Li, who’s the school’s executive director and founding principal, is an engineer by trade who earned a master’s degree at the University of Virginia, came to the Santa Clarita Valley more than 20 years ago to work with 3D printing, after teaching at the University of Dayton.
Li saw the need in his own family as well as others, he said, when he opened the school five years ago.
“We started our thinking with a single target, our kids — I wanted them to learn Chinese,” Li said. “Once we came on and started, a lot of people recognized the value. We recognize the value, as well, to not just targeting the traditional Chinese families.”
Initially a small operation, the school has grown from a handful of students that could have been accommodated by a one-room schoolhouse to more than 600 K-8 students, about 20 high school students and 80 weekend enrollments.

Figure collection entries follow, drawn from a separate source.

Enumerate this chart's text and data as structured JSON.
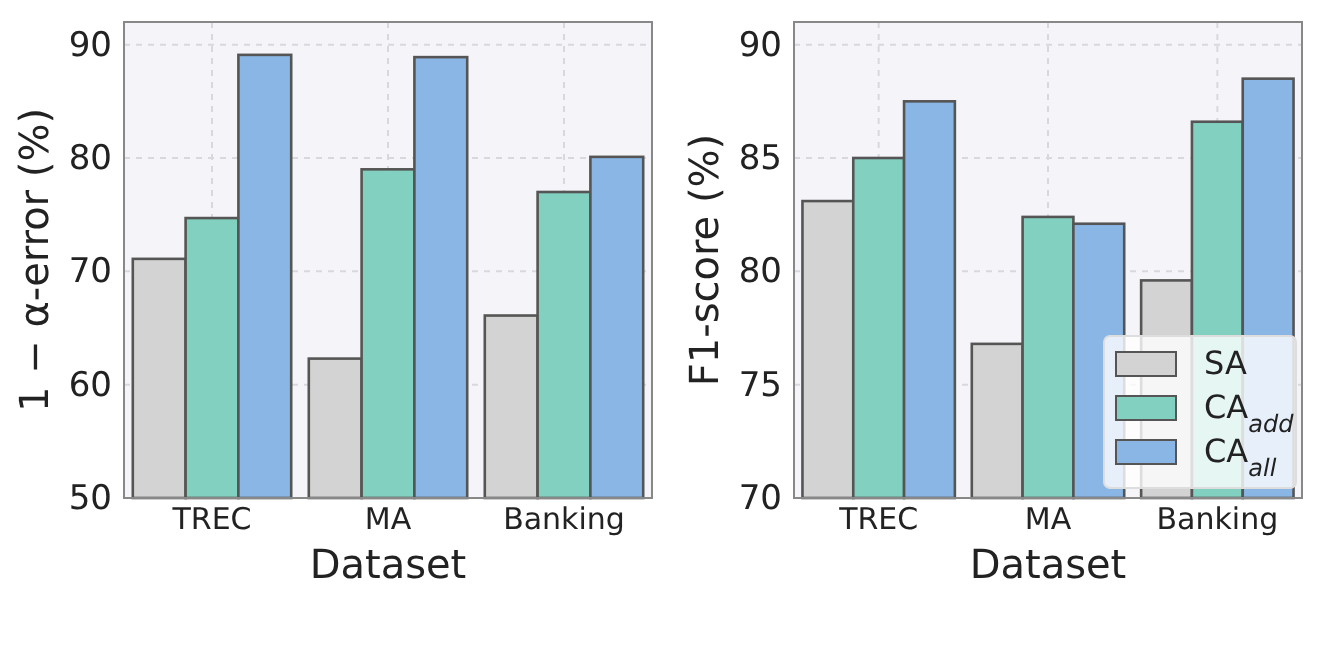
{
  "chart_data": [
    {
      "type": "bar",
      "xlabel": "Dataset",
      "ylabel": "1 − α-error (%)",
      "categories": [
        "TREC",
        "MA",
        "Banking"
      ],
      "series": [
        {
          "color": "#d3d3d3",
          "values": [
            71.1,
            62.3,
            66.1
          ]
        },
        {
          "color": "#82d1c0",
          "values": [
            74.7,
            79.0,
            77.0
          ]
        },
        {
          "color": "#89b6e5",
          "values": [
            89.1,
            88.9,
            80.1
          ]
        }
      ],
      "ylim": [
        50,
        92
      ],
      "yticks": [
        50,
        60,
        70,
        80,
        90
      ],
      "grid": true,
      "legend": false
    },
    {
      "type": "bar",
      "xlabel": "Dataset",
      "ylabel": "F1-score (%)",
      "categories": [
        "TREC",
        "MA",
        "Banking"
      ],
      "series": [
        {
          "name": "SA",
          "color": "#d3d3d3",
          "values": [
            83.1,
            76.8,
            79.6
          ]
        },
        {
          "name": "CA$_{add}$",
          "color": "#82d1c0",
          "values": [
            85.0,
            82.4,
            86.6
          ]
        },
        {
          "name": "CA$_{all}$",
          "color": "#89b6e5",
          "values": [
            87.5,
            82.1,
            88.5
          ]
        }
      ],
      "ylim": [
        70,
        91
      ],
      "yticks": [
        70,
        75,
        80,
        85,
        90
      ],
      "grid": true,
      "legend": "bottom right"
    }
  ]
}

“Since (2009), we’ve gone through a lot of process to make our program more professional,” Li said, discussing the school’s growth. It now operates at 28141 Kelly Johnson Parkway in Santa Clarita.
Part of that has included a six-year accreditation by Western Association of Schools and Colleges, the longest attainable, and approval from the College Board, which certifies Advanced Placement classes.
Students are able to learn the language by taking the instruction in their spare time on the weekend, and they’re also able to gain credit through the William S Hart Union High School District for their language requirement, Li said. There’s also a partnership with the Albert Einstein Academy for the Letters, Arts and Sciences, which offers courses on AEALAS’s Agua Dulce campus.
The courses offered are intended to keep the cost low, Li said, because the language is requires a significant time investment.
“Learning the language is a long process,” Li said, “we don’t want it to be a financial burden. If you want to quit it’s because you gave up, not because of the cost.”
The cost of the courses work out to about $6 per hour for students, but that’s not Li’s concern, he said. He didn’t start the school as a profit center, nor is it meant to be a source of income — its only intention is to spread Mandarin.
“We also have a different approach because learning the language is not easy,” he said, noting the program also is intended to be fun and educational, to try to keep children interested in the challenge of learning Chinese. “The teachers work here for the dedication, for their love of the language.”